Publié le 09 février 2011 par Lironjeremy
j'allais dans des salles où on montrait des corps

J’allais dans des salles où on montrait des corps. Dans des boites plus ou moins, dévoilant leurs anatomies les plus intimes, hommes et femmes ; non sans un certain malaise, voulant pourtant voir clair mais peu aguerri aux chirurgies et aux morgues, nauséeux malgré moi. Ouverts aux regards avides, dans des postures diverses, à différentes niveaux d’épluchage, en morceaux : je découvrais les cavités internes, la cohabitation étroite des différents organes, les canaux de suppléance (merveille de prévoyance), les arbres d’hiver comme des coraux que faisaient les réseaux sanguins quand on les distinguait du reste. Et d’autres choses. Les corps étaient réduits à ce qu’on en voulait faire. A ce que l’on voulait les voir exhiber. Il y avait quoi ? Dix … quinze personnes contraintes dans des postures impudiques ou ridicules, écorchées et fragmentées, découpées en tranches. Un véritable cours d’anatomie figé par les moyens de la science et montré au grand jour. D’ailleurs le public n’avait pas tardé à réagir : ce n’était pas des cires mais des hommes comme empaillés, plastifiés en fait, et l’éthique le disputait à la morale. Avaient-ils donné leur accord, était-ce des condamnés auxquels on volait leur dernière dignité, pouvait-on tout bonnement ? J’avais pour ma part buté à une phrase très simple : on s’appartient tant que l’on peut veiller sur soi. Non pas tant un principe qu’un constat. Au fond on enterre les morts pour des questions de pudeur, pour ne pas se montrer à travers eux dans notre vérité nue, dérisoire, égale. Pour ne pas se voir en vrai.

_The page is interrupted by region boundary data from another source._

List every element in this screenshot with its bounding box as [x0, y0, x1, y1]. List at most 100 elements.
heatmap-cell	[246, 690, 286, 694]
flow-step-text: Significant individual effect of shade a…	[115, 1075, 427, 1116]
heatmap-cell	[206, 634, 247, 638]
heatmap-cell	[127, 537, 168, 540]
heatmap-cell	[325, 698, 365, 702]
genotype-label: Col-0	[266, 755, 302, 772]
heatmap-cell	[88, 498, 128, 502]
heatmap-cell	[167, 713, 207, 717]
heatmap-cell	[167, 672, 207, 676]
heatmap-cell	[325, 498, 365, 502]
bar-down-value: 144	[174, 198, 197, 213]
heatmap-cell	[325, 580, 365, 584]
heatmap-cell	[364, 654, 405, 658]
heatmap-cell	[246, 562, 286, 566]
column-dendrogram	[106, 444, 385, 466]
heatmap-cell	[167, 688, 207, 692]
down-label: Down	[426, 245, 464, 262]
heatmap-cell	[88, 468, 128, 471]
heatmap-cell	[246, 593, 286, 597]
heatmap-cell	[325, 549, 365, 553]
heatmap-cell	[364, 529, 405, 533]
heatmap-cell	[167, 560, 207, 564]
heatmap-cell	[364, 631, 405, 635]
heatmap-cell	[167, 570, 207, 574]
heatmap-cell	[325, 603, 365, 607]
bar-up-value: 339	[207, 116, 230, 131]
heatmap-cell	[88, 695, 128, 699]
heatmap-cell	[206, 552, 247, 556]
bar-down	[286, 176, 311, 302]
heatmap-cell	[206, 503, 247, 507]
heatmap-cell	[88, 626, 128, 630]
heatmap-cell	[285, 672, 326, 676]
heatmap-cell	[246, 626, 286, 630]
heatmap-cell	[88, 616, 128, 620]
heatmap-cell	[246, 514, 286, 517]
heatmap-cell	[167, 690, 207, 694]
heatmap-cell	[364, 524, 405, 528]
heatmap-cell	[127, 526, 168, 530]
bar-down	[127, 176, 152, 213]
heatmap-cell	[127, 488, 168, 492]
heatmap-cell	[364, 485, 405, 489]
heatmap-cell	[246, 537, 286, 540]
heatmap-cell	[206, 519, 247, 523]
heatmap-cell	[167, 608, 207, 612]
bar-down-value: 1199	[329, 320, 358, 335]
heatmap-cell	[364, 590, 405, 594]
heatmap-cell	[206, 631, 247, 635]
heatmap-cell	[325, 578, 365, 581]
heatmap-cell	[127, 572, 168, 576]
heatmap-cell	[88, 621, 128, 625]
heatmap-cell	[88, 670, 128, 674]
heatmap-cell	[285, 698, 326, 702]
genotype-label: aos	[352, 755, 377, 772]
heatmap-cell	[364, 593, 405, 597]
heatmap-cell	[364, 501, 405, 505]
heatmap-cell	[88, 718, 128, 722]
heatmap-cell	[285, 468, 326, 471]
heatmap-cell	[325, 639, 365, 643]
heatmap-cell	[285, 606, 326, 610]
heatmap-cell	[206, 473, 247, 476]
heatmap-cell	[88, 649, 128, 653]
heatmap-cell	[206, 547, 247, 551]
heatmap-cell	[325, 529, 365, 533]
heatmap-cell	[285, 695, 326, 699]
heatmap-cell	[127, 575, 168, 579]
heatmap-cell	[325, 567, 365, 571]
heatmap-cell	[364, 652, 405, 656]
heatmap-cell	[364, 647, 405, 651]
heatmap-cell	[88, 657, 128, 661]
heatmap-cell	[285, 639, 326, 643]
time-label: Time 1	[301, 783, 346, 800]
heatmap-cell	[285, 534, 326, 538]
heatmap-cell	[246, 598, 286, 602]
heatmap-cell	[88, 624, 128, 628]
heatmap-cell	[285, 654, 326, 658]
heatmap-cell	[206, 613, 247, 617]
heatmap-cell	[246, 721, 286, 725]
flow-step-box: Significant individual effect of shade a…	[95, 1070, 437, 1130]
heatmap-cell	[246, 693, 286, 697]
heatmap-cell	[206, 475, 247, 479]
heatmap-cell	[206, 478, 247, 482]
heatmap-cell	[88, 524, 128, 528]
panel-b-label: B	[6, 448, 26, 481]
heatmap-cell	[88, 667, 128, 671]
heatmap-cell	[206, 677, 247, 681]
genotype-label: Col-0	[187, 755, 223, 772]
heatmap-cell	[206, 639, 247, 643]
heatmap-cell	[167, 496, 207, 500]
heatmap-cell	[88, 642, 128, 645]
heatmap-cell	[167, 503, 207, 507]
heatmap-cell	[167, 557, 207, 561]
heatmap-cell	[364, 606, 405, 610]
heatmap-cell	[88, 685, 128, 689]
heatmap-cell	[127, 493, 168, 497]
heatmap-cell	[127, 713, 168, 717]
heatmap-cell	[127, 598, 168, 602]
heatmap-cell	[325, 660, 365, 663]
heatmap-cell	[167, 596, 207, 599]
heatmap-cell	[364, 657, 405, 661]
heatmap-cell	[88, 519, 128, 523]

Depuis, j’ai pu vérifier de manière moins tragique comme on échappe à soi même, en partie du moins. Bien loin de moi l’idée de me voiler d’une burqa, mon visage est offert au regard de chacun, je sais jouer un jeu. Je l’accepte. Je suis rentré sur le nuage ou sur la toile assumant la part publique et sans toujours bien mesurer comme ce que je posais dans ma petite fenêtre rejoignait ainsi le grand monde et s’installait dans sa mémoire. J’ai pu lire entre guillemets des choses que je savais ne pas avoir dites. J’ai pu surprendre sur un forum des discutions embrasées dont j’étais parfois l’objet. Fallait-il que je dissipe les malentendus ? J’y ai découvert des articles, des retours sur des expositions. On a pu dire de moi dans une formule lapidaire que j’étais un peintre ceci ou cela, héritier d’un ou d’un autre, en faux avec cela. Valéry Grancher, web artiste, comme on dit, avait réalisé un autoportrait qui consistait en un programme semblable au moteur de recherche de Google qui dévoilait les centaines d’occurrences auxquelles répondait son nom. Notre identité passe aujourd’hui par le web. Il arrive qu’une recherche Internet vous renvoie votre histoire et dresse comme un miroir là où vous l’attendez le moins. Moi j’y ai lu comme à un polar, sentant sourdre les épaisseurs du temps dans ce livre collectif qu’est l’Internet. Longtemps que je considère le réseau comme la forme ultime de ce livre dont on rêve depuis longtemps la physionomie se déployant à travers chaque livre, rhizomatique, vivant. Je découvrais qu’il avait absorbé une part de mon histoire, ce livre, et que j’en devenais, sans tout à fait le maitriser, un des personnages.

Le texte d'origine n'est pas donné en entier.